Cuando paso, me mira directamente a los ojos, y entonces la reconozco. Estaba conmigo en el Centro Rojo, era una de las preferidas de Tía Lydia. Nunca me gustó. En aquellos tiempos, su nombre era Janine.

Janine me mira y en las comisuras de sus labios asoma una sonrisa afectada. Baja la vista hasta mi vientre —una tabla debajo del traje rojo— y la toca le cubre la cara. Sólo puedo ver un pequeño trozo de su frente y la punta rosada de su nariz.

Después entramos en Todo Carne, rotulada con una enorme chuleta de cerdo que cuelga de dos cadenas. Aquí no hay mucha cola: la carne es cara y ni siquiera los Comandantes pueden comerla todos los días. Sin embargo —y es la segunda vez esta semana—, Deglen coge filetes. Se lo contaré a las Marthas: éste es el tipo de comentarios que les encanta oír. Les interesa sobremanera saber cómo se administran las otras casas; estos cotilleos triviales les dan la oportunidad de sentirse orgullosas o disgustadas.

Cojo el pollo, envuelto en papel parafinado y atado con un cordel. Ya no quedan muchas cosas de plástico. Recuerdo aquellas bolsas blancas de plástico que daban en los supermercados; como odiaba desperdiciarlas, las amontonaba debajo del fregadero hasta que llegaba un momento en que había tantas que al abrir la puerta del armario resbalaban hasta el suelo. Luke solía quejarse y de vez en cuando las sacaba todas y las tiraba.

Ella podría coger una y ponérsela en la cabeza, me advertía. Ya sabes las cosas que hacen los niños cuando juegan. Nunca lo haría, le decía yo. Ya es grande. (O inteligente, o afortunada.) Pero sentía un escalofrío, y luego culpa por haber sido tan imprudente. Era verdad, yo lo daba todo por sentado, en aquellos tiempos confiaba en la suerte. Las guardaré en un armario más alto, decía. No las guardes, repetía Luke. Nunca las usamos. Como bolsas de basura, insistía yo, y él me decía...

Aquí no. La gente está mirando. Me vuelvo y veo mi silueta en la luna del escaparate. O sea que hemos salido, estamos en la calle...

Un grupo de personas se acerca a nosotras. Son turistas, parecen del Japón, tal vez forman parte de una delegación comercial y están visitando los lugares históricos o admirando el color local. Son pequeños y van pulcramente vestidos. Cada uno lleva una cámara y una sonrisa.
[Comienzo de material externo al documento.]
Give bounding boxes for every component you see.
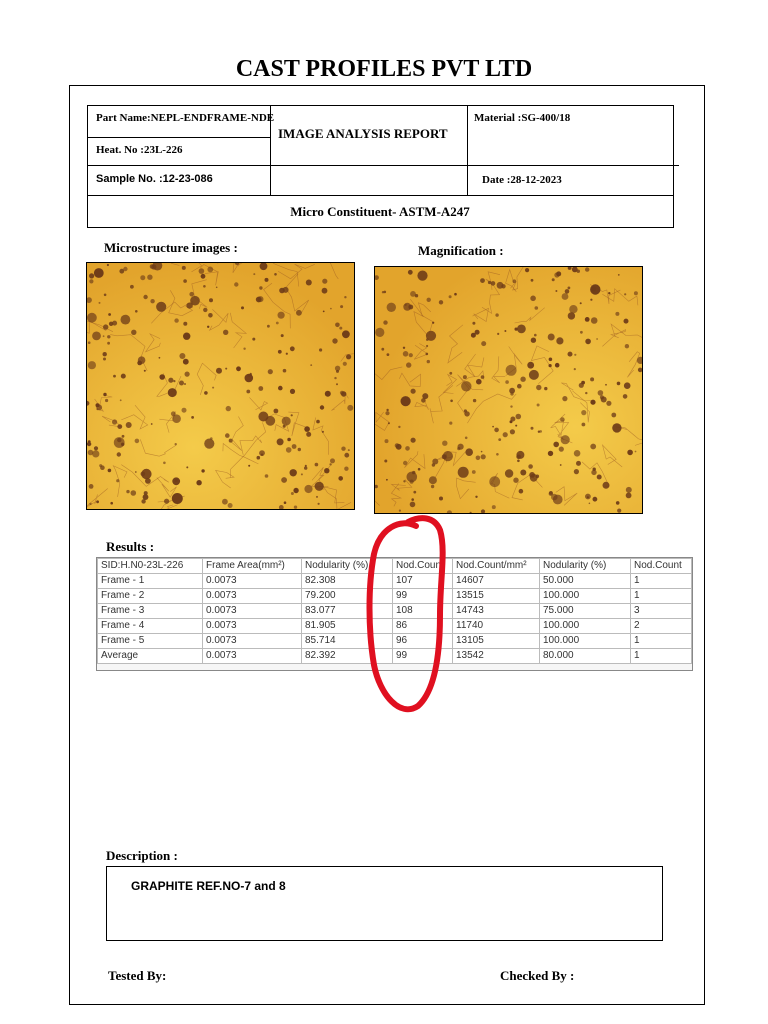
results-cell: 50.000 bbox=[540, 574, 631, 589]
results-cell: 13515 bbox=[453, 589, 540, 604]
results-cell: 82.308 bbox=[302, 574, 393, 589]
results-cell: 86 bbox=[393, 619, 453, 634]
header-divider bbox=[87, 195, 673, 196]
checked-by: Checked By : bbox=[500, 968, 575, 983]
report-title: IMAGE ANALYSIS REPORT bbox=[278, 126, 448, 141]
results-cell: 0.0073 bbox=[203, 589, 302, 604]
header-divider bbox=[87, 165, 679, 166]
results-cell: Frame - 3 bbox=[98, 604, 203, 619]
sample-no: Sample No. :12-23-086 bbox=[96, 173, 213, 185]
results-cell: 2 bbox=[631, 619, 692, 634]
results-cell: 80.000 bbox=[540, 649, 631, 664]
heat-no: Heat. No :23L-226 bbox=[96, 144, 183, 156]
results-cell: 14743 bbox=[453, 604, 540, 619]
micro-constituent: Micro Constituent- ASTM-A247 bbox=[290, 204, 470, 219]
results-cell: 13542 bbox=[453, 649, 540, 664]
annotation-circle bbox=[360, 510, 450, 720]
company-title: CAST PROFILES PVT LTD bbox=[235, 56, 533, 82]
results-cell: 100.000 bbox=[540, 589, 631, 604]
results-cell: Average bbox=[98, 649, 203, 664]
results-cell: 0.0073 bbox=[203, 634, 302, 649]
magnification-label: Magnification : bbox=[418, 243, 504, 258]
header-divider bbox=[87, 137, 270, 138]
results-cell: 14607 bbox=[453, 574, 540, 589]
tested-by: Tested By: bbox=[108, 968, 167, 983]
results-cell: 0.0073 bbox=[203, 604, 302, 619]
part-name: Part Name:NEPL-ENDFRAME-NDE bbox=[96, 112, 275, 124]
results-header-cell: Nodularity (%) bbox=[302, 559, 393, 574]
header-divider bbox=[467, 105, 468, 195]
results-cell: 100.000 bbox=[540, 634, 631, 649]
results-cell: 96 bbox=[393, 634, 453, 649]
results-header-cell: Frame Area(mm²) bbox=[203, 559, 302, 574]
results-header-cell: SID:H.N0-23L-226 bbox=[98, 559, 203, 574]
results-cell: 1 bbox=[631, 574, 692, 589]
results-cell: Frame - 2 bbox=[98, 589, 203, 604]
results-cell: 0.0073 bbox=[203, 574, 302, 589]
results-cell: 81.905 bbox=[302, 619, 393, 634]
results-cell: 0.0073 bbox=[203, 619, 302, 634]
results-cell: Frame - 5 bbox=[98, 634, 203, 649]
results-cell: 75.000 bbox=[540, 604, 631, 619]
results-header-cell: Nod.Count bbox=[393, 559, 453, 574]
results-cell: 0.0073 bbox=[203, 649, 302, 664]
microstructure-label: Microstructure images : bbox=[104, 240, 238, 255]
results-header-cell: Nod.Count/mm² bbox=[453, 559, 540, 574]
results-cell: 1 bbox=[631, 589, 692, 604]
results-cell: 1 bbox=[631, 634, 692, 649]
results-cell: 82.392 bbox=[302, 649, 393, 664]
results-cell: Frame - 1 bbox=[98, 574, 203, 589]
results-cell: 1 bbox=[631, 649, 692, 664]
description-box bbox=[106, 866, 663, 941]
material: Material :SG-400/18 bbox=[474, 112, 571, 124]
results-cell: 3 bbox=[631, 604, 692, 619]
results-cell: 11740 bbox=[453, 619, 540, 634]
results-header-cell: Nodularity (%) bbox=[540, 559, 631, 574]
results-cell: Frame - 4 bbox=[98, 619, 203, 634]
results-cell: 83.077 bbox=[302, 604, 393, 619]
microstructure-image bbox=[86, 262, 355, 510]
results-cell: 99 bbox=[393, 589, 453, 604]
magnification-image bbox=[374, 266, 643, 514]
description-label: Description : bbox=[106, 848, 178, 863]
results-cell: 79.200 bbox=[302, 589, 393, 604]
results-cell: 85.714 bbox=[302, 634, 393, 649]
results-cell: 100.000 bbox=[540, 619, 631, 634]
report-date: Date :28-12-2023 bbox=[482, 174, 562, 186]
results-cell: 108 bbox=[393, 604, 453, 619]
results-cell: 107 bbox=[393, 574, 453, 589]
results-header-cell: Nod.Count bbox=[631, 559, 692, 574]
results-cell: 13105 bbox=[453, 634, 540, 649]
results-label: Results : bbox=[106, 539, 155, 554]
description-text: GRAPHITE REF.NO-7 and 8 bbox=[131, 879, 286, 893]
results-cell: 99 bbox=[393, 649, 453, 664]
Lo observan todo con mirada atenta, inclinando la cabeza a un costado, como los petirrojos; su alegría resulta agresiva y no soporto mirarlos. Hacía mucho tiempo que no veía mujeres con faldas como éstas. Les llegan exactamente debajo de las rodillas, y por debajo de las faldas se ven sus piernas casi desnudas con esas medias tan finas y llamativas, y los zapatos de tacón alto con las tiras pegadas a los pies como delicados instrumentos de tortura. Ellas se balancean, como si llevaran los pies clavados a unos zancos desparejos; tienen la espalda arqueada a la altura del talle y las nalgas prominentes. Llevan la cabeza descubierta y el pelo al aire en toda su oscuridad y sexualidad; los labios pintados de rojo, delineando las húmedas cavidades de sus bocas como los garabatos de la pared de un lavabo público de otros tiempos.

Me detengo. Deglen se para junto a mí y comprendo que ella tampoco puede quitarles los ojos de encima a esas mujeres. Nos fascinan y al mismo tiempo nos repugnan. Parece que fueran desnudas. Qué poco tiempo han tardado en cambiar nuestra mentalidad con respecto a este tipo de cosas.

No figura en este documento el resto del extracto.